Nomadic lifestyles between Europe and western Africa
Short Abstract
This paper focuses on transnational mobility between Europe and Western Africa, with particular focus on Moroccan men, who arrived in Spain as irregular migrants in the 1990s and on the new European nomads ("housetruckers") who engage in a mobile life between Europe, Morocco and other parts of Western Africa.
Long Abstract
The global economic recession beginning in 2008, together with increasingly restrictive migration and border policy in the EU, have had far-reaching consequences to the patterns and the cultural logic of transnational mobility Between Europe and Western Africa. It has become increasingly difficult to conseptualise some of these the newly emergent mobile lifestyles in the conventional analytic terminology of migration and mobility studies. Our aim is to demonstrate this by offering ethnographic insights into the transnational movement of popular class (sha´bi) Moroccan men, who arrived in Spain as irregular migrants in the 1990s, and new European nomads who engage in a mobile life between Europe, Morocco and other parts of Western Africa. The subjects described in this paper create distinctively fleeting trans- and multi-national attachements that are played out during "temporary rests". Both the Moroccans with EU passports and the Westerners engage in a shared lifestyle on the road and exchange experience, information and solidarity. These mobile lifestyles arise out of global modernity which promotes, enables and generates an escape to an alternative modus vivendi and experimentation with new communal relations.

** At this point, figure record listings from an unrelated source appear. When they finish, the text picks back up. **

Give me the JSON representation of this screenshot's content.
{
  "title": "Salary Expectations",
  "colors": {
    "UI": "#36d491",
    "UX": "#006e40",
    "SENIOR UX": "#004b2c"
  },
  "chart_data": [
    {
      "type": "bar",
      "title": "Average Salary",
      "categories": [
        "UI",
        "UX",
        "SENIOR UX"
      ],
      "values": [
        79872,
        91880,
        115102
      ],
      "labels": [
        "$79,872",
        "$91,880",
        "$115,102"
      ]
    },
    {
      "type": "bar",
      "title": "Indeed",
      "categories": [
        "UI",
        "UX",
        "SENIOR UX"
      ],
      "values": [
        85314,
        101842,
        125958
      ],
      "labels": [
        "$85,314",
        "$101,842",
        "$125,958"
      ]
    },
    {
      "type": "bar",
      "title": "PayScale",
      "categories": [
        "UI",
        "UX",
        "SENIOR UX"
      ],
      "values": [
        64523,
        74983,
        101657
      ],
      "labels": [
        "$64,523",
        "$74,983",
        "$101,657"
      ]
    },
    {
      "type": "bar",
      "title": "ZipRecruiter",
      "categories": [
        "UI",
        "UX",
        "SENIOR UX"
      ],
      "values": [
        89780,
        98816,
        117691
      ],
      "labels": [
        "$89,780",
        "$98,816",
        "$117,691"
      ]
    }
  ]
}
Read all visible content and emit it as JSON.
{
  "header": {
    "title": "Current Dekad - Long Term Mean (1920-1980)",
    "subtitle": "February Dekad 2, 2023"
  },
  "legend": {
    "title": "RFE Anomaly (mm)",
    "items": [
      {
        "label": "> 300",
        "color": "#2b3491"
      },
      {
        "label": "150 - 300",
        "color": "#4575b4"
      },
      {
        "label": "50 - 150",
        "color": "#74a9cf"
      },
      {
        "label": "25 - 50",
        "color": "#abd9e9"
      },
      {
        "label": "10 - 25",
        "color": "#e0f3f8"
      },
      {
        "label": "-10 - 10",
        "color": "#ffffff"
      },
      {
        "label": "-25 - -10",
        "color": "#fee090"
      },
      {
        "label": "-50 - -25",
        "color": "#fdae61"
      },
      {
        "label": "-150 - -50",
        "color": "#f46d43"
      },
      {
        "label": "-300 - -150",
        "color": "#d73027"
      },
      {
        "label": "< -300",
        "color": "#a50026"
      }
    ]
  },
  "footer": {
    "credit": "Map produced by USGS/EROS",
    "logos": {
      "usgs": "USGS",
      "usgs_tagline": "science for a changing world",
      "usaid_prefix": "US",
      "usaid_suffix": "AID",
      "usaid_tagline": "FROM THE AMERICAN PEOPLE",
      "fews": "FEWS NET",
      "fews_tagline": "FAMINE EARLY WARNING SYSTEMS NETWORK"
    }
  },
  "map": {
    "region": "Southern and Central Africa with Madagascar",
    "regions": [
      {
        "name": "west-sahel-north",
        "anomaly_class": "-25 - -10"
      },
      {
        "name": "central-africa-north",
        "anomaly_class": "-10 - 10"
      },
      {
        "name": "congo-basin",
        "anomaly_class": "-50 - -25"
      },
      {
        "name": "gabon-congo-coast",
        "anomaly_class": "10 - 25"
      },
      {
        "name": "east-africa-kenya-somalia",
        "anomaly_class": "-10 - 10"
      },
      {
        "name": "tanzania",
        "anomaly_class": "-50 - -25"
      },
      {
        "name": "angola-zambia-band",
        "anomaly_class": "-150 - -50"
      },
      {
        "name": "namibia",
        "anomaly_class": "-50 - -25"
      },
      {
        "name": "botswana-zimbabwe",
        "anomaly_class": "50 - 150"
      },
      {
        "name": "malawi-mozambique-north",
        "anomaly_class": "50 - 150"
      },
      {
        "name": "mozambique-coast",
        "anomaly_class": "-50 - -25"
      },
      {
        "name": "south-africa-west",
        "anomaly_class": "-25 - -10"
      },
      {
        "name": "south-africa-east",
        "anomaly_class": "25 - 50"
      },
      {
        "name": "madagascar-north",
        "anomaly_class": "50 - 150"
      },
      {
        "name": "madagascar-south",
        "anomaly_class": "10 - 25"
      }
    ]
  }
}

Cape Verdean migrations in different spaces and movement in São Tomé e Príncipe
Short Abstract
We intend here to present and analyze individual trajectories of capeverdean migration, particularly between 1950-1970, and propose a rereading of this migratory experience made (2003-2004) by these migrants and their descendants
Long Abstract
In the analysis of Cape Verdean migration towards the African continent, studies in social sciences are still scarce. In most proposed studies, researchers who have studied these migrations, worked with an idea of massive forced and homogeneous migration, using the concept of space linked to a territorial base. Individual trajectories of migration will be analyze, particularly between 1950-1970. During the communication, I'll problematize the meanings that the Cape Verdean immigrants give to the places and concept of space and tima on the island of Sao Tome.
Besides a brief presentation toponômica, I'll develop the issue of division of the spaces on the island, as they were limited by the colonial system, and work with the notion of dynamic space, trying to overcome his more classic acceptance and taking into consideration the aspects of flexibility , fluidity, perception of cape verdean and their sense of belonging or not to these spaces. Finally, we show how immigrants have appropriated different notions of time-creating spaces and time references and perception of the place of destination to live a common migration experience.
This panel is closed to new paper proposals.